Italy and Spain, meanwhile, were regional leaders in 2010 and 2011. Of the five countries surveyed, Italy closed the second most solar project investment between 2010 and 2014 – $4.6 billion. But Spain’s annual investment fell off after 2011, and Italy’s after 2012.

Investment levels in both countries dropped after the governments introduced retroactive subsidy rules. Italy cut its feed-in tariff (FiT) due to the unexpectedly high levels of growth in the industry.

Spain closed £1.8 billion of solar project investment in 2010, and then £1.3 billion in 2011. In 2012 Spain cut the FiT for new projects, and investment plummeted – $211 million that year, and none since.

Project finance suffered broadly in Spain amidst the Eurozone crisis, though activity has picked up recently in other sectors. The prospect of new leadership in 2016, following scheduled elections in December 2015, may help towards restoring investor confidence in Spanish solar.

France, Germany and the UK have maintained more predictable and transparent support regimes, and thus more consistent levels of solar project investment.

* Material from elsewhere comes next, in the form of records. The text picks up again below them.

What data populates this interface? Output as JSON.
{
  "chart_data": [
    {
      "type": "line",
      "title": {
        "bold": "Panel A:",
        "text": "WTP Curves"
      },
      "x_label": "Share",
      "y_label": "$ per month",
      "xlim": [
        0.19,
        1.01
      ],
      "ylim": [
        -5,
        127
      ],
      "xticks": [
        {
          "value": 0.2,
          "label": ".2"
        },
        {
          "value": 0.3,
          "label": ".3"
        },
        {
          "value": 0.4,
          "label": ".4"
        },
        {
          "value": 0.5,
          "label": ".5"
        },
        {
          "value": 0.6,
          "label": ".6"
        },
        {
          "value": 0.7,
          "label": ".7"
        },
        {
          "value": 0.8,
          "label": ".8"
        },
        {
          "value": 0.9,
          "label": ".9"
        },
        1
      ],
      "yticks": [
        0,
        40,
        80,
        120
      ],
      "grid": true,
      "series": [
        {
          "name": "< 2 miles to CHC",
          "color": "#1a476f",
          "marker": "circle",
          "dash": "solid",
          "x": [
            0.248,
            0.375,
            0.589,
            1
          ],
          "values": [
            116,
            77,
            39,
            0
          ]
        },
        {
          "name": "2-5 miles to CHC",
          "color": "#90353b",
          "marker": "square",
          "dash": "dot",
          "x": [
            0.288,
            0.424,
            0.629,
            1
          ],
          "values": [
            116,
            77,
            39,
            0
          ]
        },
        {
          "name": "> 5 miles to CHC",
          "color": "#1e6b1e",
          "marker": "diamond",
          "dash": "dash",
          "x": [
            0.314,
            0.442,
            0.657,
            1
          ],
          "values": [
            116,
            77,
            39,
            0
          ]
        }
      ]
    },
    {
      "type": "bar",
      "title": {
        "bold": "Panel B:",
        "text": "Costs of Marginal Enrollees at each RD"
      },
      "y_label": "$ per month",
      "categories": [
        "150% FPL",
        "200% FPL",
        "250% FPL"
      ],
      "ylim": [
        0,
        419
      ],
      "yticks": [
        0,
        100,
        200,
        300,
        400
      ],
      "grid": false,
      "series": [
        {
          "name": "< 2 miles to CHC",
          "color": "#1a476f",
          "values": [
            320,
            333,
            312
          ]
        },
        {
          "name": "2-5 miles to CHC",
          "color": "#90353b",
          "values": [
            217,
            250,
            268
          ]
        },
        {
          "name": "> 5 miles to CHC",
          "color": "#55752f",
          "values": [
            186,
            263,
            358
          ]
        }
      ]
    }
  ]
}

“Germany’s legislation gave a schedule indicating what the feed-in tariffs would be and when they would ramp up and, most crucially, when they would ramp down,” Watson said.

Growth in UK solar investment has been sluggish, though annual investment levels since 2011 are fairly steady. The Renewable Energy Association (REA) attributes this sluggishness to falling solar photovoltaic (PV) development costs – as much as 70% over that period. Indeed, the country’s growth in solar capacity has been strong. Installed UK solar capacity has increased from 40MW in 2010 to over 5,000MW in 2014.

Further growth is expected in UK solar PV as technology costs near parity – without subsidies – against thermal fuels.

The leading solar lenders

The five leading solar lenders did the majority of their deals in Italy and France between 2010 and 2014, with Deutsche Bank and UniCredit’s total investments far exceeding their peers.

Deutsche lent a total of $1.86 billion, of which $759 million supported French projects. Italy and Spain made up a further $406 million and $448 million, respectively.

UniCredit came in close behind Deutsche with just under $1.8 billion deployed, and weighted its lending heavily towards Italy.

Other major lenders in the sector included French banks Natixis and Société Générale, which focused the majority of their investments within France. German commercial bank HSH Nordbank’s investments in the sector also suggested a preference for France, investing $868 million of $1.26 billion in the country.